Er schluckte, „jemanden zu verraten", löste seine Finger von ihren und stand mit gesenktem Kopf auf, er wollte flüchten, wollte von dieser Situation fliehen, aber der Anstand hielt ihn davon ab und so stand er einfach unschlüssig im Raum, wartete auf ihre Anklage.
„Aber... das war vor vielen Jahren, oder nicht?"
„Vor sehr vielen Jahren", nickte er, „als ich die Ansichten des Dunklen Lords für eine kurze Zeit geteilt habe."
Zu hören, dass er wirklich für einen Moment seines Lebens eine genauso verschrobene Denkweise hatte, schmerzte sie ungemein, er hätte sie in früheren Jahren gehasst, hätte ihr vielleicht sogar den Tod gewünscht, der Hass auf ‚Schlammblüter' wie Voldemort die Muggelgeborenen nannte, wurde schon damals geschürt.

„Glaubst du denn nicht, dass man Menschen verzeihen sollte?

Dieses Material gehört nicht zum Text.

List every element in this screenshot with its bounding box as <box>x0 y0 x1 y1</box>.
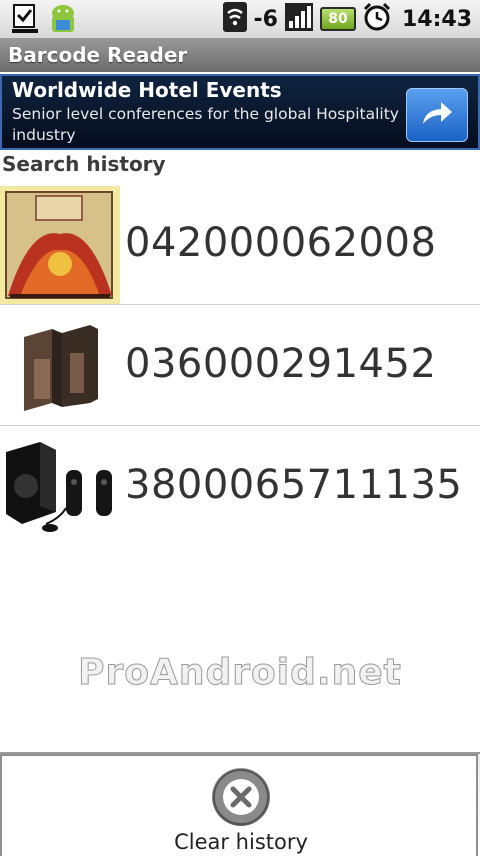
history-item[interactable]: 036000291452 <box>0 305 480 426</box>
watermark: ProAndroid.net <box>78 652 402 694</box>
clear-history-label: Clear history <box>174 830 308 854</box>
options-menu: Clear history <box>0 752 480 856</box>
download-done-icon <box>10 3 40 39</box>
speakers-thumbnail <box>0 428 120 546</box>
history-item[interactable]: 3800065711135 <box>0 426 480 547</box>
wifi-icon <box>222 1 248 37</box>
ad-body: Senior level conferences for the global … <box>12 105 399 144</box>
ad-title: Worldwide Hotel Events <box>12 78 282 102</box>
ad-open-button[interactable] <box>406 88 468 142</box>
alarm-clock-icon <box>362 2 392 36</box>
clock-time: 14:43 <box>401 6 472 32</box>
barcode-value: 036000291452 <box>125 341 437 387</box>
clear-history-button[interactable]: Clear history <box>0 754 478 856</box>
ad-banner[interactable]: Worldwide Hotel Events Senior level conf… <box>0 74 480 150</box>
signal-strength-text: -6 <box>253 6 278 32</box>
close-circle-icon <box>212 768 270 826</box>
album-cover-thumbnail <box>0 186 120 304</box>
history-item[interactable]: 042000062008 <box>0 184 480 305</box>
android-app-icon <box>46 2 80 40</box>
history-list: 042000062008 036000291452 3800065711135 <box>0 184 480 547</box>
barcode-value: 3800065711135 <box>125 462 463 508</box>
share-arrow-icon <box>419 98 455 132</box>
battery-icon: 80 <box>319 7 356 31</box>
battery-level: 80 <box>328 11 348 27</box>
status-bar: -6 80 14:43 <box>0 0 480 39</box>
signal-bars-icon <box>284 2 314 36</box>
app-title: Barcode Reader <box>0 38 480 72</box>
barcode-value: 042000062008 <box>125 220 437 266</box>
product-thumbnail <box>0 307 120 425</box>
search-history-header: Search history <box>2 152 166 176</box>
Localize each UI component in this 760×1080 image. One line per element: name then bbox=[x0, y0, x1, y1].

Dass Menschen eine zweite Chance bekommen sollten?", wollte sie mitfühlend wissen.
Wieder schnaubte er, Vergebung, eine noble Denkweise, er hatte über die Jahre feststellen müssen, dass dieses Konstrukt hauptsächlich ein Gedankenspiel war und überaus schwer in die Realität umzusetzen, „glaubst du Black, Lupin und Potter Junior haben Pettigrew verziehen, dass er seine Freunde verraten hat?"

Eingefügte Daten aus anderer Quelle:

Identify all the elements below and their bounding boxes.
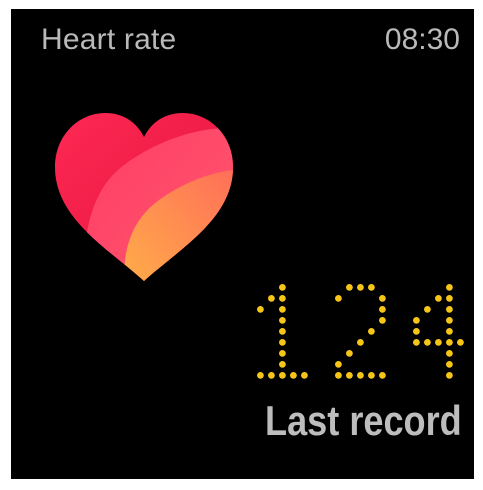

„Das kann man doch nicht miteinander vergleichen...", meinte sie kopfschüttelnd, ging etwas näher zu ihm, schob sich langsam in sein Blickfeld, dass er nichts sagte, machte sie ein wenig nervös, „und... selbst wenn... anders als Pettigrew hast du dich auf die richtige Seite gestellt.."
„Und deswegen töte ich den vermutlich einzigen, der Potter noch beschützen kann...", ein freudloses Lachen drang aus seinem Mund, er drehte sich langsam zu ihr, musterte sie für einen Moment, „du bist so... unverdorben und barmherzig...", strich ihr mit dem Daumen über die Wange.
„Du bist kein schlechter Mensch", wiederholte sie bestimmt, hielt seine Hand fest an ihrer Wange, „du bist nicht schlecht, weil du vor vielen Jahren einen Fehler begangen hast, du bist nicht schlecht, weil du das ausführst, was man von dir verlangt... weil du das tust, was niemand von uns tun könnte...", langsam sammelten sich Tränen in ihren Augen.
„Aber ich bin auch kein guter Mensch", hielt er leise mit einem schmerzhaften Ausdruck auf dem Gesicht dagegen, legte den Kopf schief, als die erste Träne über ihre Wange lief.

Kopfschüttelnd nahm sie einen tiefen Atemzug, „nein... das bist du nicht... aber vielleicht kann man das in dieser Welt auch gar nicht mehr sein...", schob ihre Hände dann langsam über seinen Oberkörper und ließ sie auf seiner Brust ruhen, „egal, was du getan hast, das ändert nicht meine Meinung über dich."
„Das kannst du nicht sagen, wenn du nicht weißt, was ich getan habe..."
„Es spielt im Grunde keine Rolle, Severus... du hast dein Leben lang genug Buße getan...", flüsterte sie, „und du tust es noch. Was kann man noch von dir verlangen?", zuckte dabei mit den Schultern.
Im Grunde hatte sie recht, er hatte jahrelang für eine falsche Entscheidung bezahlt, hatte stillschweigend die Aufträge von Dumbledore angenommen, der seine Schuld immer wieder für seine Zwecke ausnutzte.
Wann würde das Ganze ein Ende nehmen?
Wenn Dumbledore tot wäre?
Wenn der Dunkle Lord tot wäre?
Oder wenn Severus selbst sein Leben gab?